Stratton received a scholarship from Volunteers coach Bowden Wyatt to play at the University of Tennessee. He was a two-way player with Tennessee, playing tight end on offense and defensive end on defense.

==Professional career ==
Drafted out of college by the Buffalo Bills in the 13th round of the 1962 AFL draft, Stratton was selected as an AFL All-Star six straight seasons from 1963 through 1968. Bills coach Lou Saban teamed him with Harry Jacobs and John Tracey to form one of the best linebacking crews, playing together for 62 consecutive games from 1963 through 1967, a pro football record. They helped the Bills defense hold opposing teams without a 100-yard rusher for seventeen consecutive games in 1964 and 1965, capturing AFL championships in both years.

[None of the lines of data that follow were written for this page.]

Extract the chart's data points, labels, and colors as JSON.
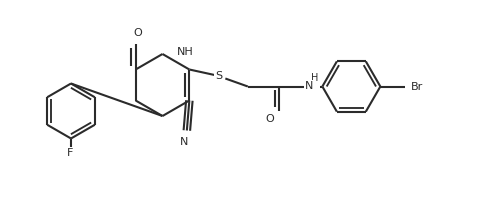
{
  "bg_color": "#ffffff",
  "line_color": "#2b2b2b",
  "line_width": 1.5,
  "figsize": [
    5.03,
    2.16
  ],
  "dpi": 100,
  "xlim": [
    0,
    10.06
  ],
  "ylim": [
    0,
    4.32
  ]
}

In the 1964 AFL Championship Game against the San Diego Chargers, Stratton made the memorable "hit heard 'round the world". San Diego's Keith Lincoln had a 38-yard run on the game's opening play. The Chargers were leading 7–0 when Stratton drove his shoulder into Lincoln's midsection, breaking the star running back's ribs and knocking him out of the game. The Bills shut out San Diego for the rest of the game, and won 20–7. In the closing minutes of the first half with Buffalo leading 13–7, the Chargers drove to the Bills' 15, but Stratton intercepted a Tobin Rote pass to end the threat. Rote and San Diego coach Sid Gillman called the turnover a decisive play. The combined efforts of players such as defensive tackle Tom Sestak, cornerback Butch Byrd, and others led to two Bills championships, where they allowed seven points in each contest.

Stratton played 11 seasons for the Bills before ending his career with the Chargers in 1973. He finished his career with 21 interceptions—18 with the Bills and 3 with the Chargers. He was selected to the AFL All-Time Second Team.

== Later life ==
After football, Stratton became an executive with insurance company Crump Associates in Knoxville, Tennessee. He and his wife raised three daughters and one son. The son died in 2023.

On March 25, 2020, Stratton died at age 78 from heart complications after a recent fall.